— Par Adrien Rouchaleou —
L’excision consiste à enlever à une fille une partie de son sexe. On lui coupe de manière plus ou moins importante le clitoris et les petites ou les grandes lèvres. C’est considéré comme une violence dans de nombreux pays car ses conséquences sont très graves. Dans le monde 6 filles sont excisées chaque minute, cela concerne tous les continents et une multitude de pays.
Deux chercheuses de l’Ined se sont penchées sur la réalité des mutilations génitales féminines. Si le phénomène semble en recul, des motifs d’inquiétude demeurent.
En 2016, elles auraient été au moins 200 millions. Dans une étude rendue publique hier, l’Institut national d’études démographiques (Ined) se penche sur la réalité des mutilations génitales féminines dans le monde. Les chercheuses Armelle Andro, de l’université Paris-I-Panthéon-Sorbonne, et Marie Lesclingand, de l’université Côte-d’Azur, ont recensé toutes les données disponibles sur la question pour dresser un état de la situation.
L’Unicef a identifié 30 pays dans lesquels l’excision est pratiquée, avec toutefois une prévalence très variable : 30 en Afrique constituant une bande centrale traversant le continent d’ouest en est, auxquels s’ajoutent le Yémen, l’Irak et l’Indonésie. Mais les chercheuses relèvent que d’autres études récentes mentionnent l’existence de ces pratiques au sein de minorités dans d’autres pays du Proche et Moyen-Orient et d’Asie ; et surtout que l’on compte près de 500 000 femmes mutilées aux États-Unis et plus de 500 000 en Europe.
« Le facteur du risque de mutilation est le groupe ethnique d’origine car ces pratiques sont historiquement associées à des rites traditionnels marquant le passage à l’âge adulte, qui n’existent pas dans tous les groupes », notent les auteures. Mais, précisent-elles, « il n’existe pas de liens clairs entre mutilations génitales féminines et religion, même si les populations de la plupart des pays concernés par ces pratiques sont majoritairement de religion musulmane.

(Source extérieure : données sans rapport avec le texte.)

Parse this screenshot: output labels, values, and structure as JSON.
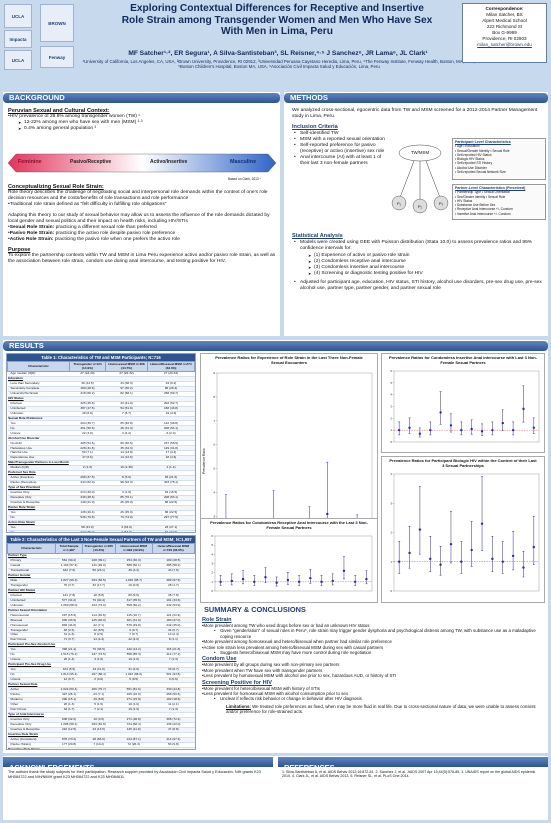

Dans la plupart des pays concernés, les communautés de tradition chrétienne, juive ou animiste pratiquent aussi l’excision ». En outre, l’étude conclut que la prévalence des mutilations génitales féminines est inversement proportionnelle au niveau d’instruction, au niveau de vie et varie en fonction du lieu de résidence : une femme vivant en ville a moins de risque d’être mutilée, de même qu’une femme scolarisée est moins souvent excisée.
Heureusement, les auteures constatent un recul de ces pratiques : « Dans tous les pays où des informations sont disponibles à plusieurs dates, les pratiques apparaissent en diminution au fil des générations. » Un recul qui reste néanmoins variable selon les pays : la baisse du nombre d’excisions est beaucoup plus nette dans les pays où la prévalence est déjà la plus faible, comme en Côte d’Ivoire, au Kenya, Nigeria ou en République centrafricaine. Mais, même au Liberia, où 79 % des femmes sont excisées, elles ne sont « plus » qu’un tiers à l’être parmi les 15-19 ans, alors que trois quarts des femmes de 45 à 49 ans le sont.
Néanmoins, les chercheuses pointent deux raisons de s’inquiéter. Premièrement, des excisions pratiquées de plus en plus tôt : « La majorité des femmes ont été mutilées avant l’âge de 10 ans et dans les générations les plus jeunes, avant l’âge de 5 ans. » Ensuite, les auteures s’inquiètent de la médicalisation de la pratique, même si, dans la majorité des cas, ce sont toujours des exciseuses traditionnelles qui officient. « De plus en plus de filles ont été excisées par des professionnels de santé en milieu médical » au prétexte d’une politique de réduction des risques, que les auteures perçoivent plutôt comme un « dévoiement » des campagnes de sensibilisation qui « compromet l’éradication de l’excision ».
Avec cette étude, l’Ined veut faire de la question des mutilations génitales féminines « une question de santé publique et de droits humains à l’échelle mondiale ».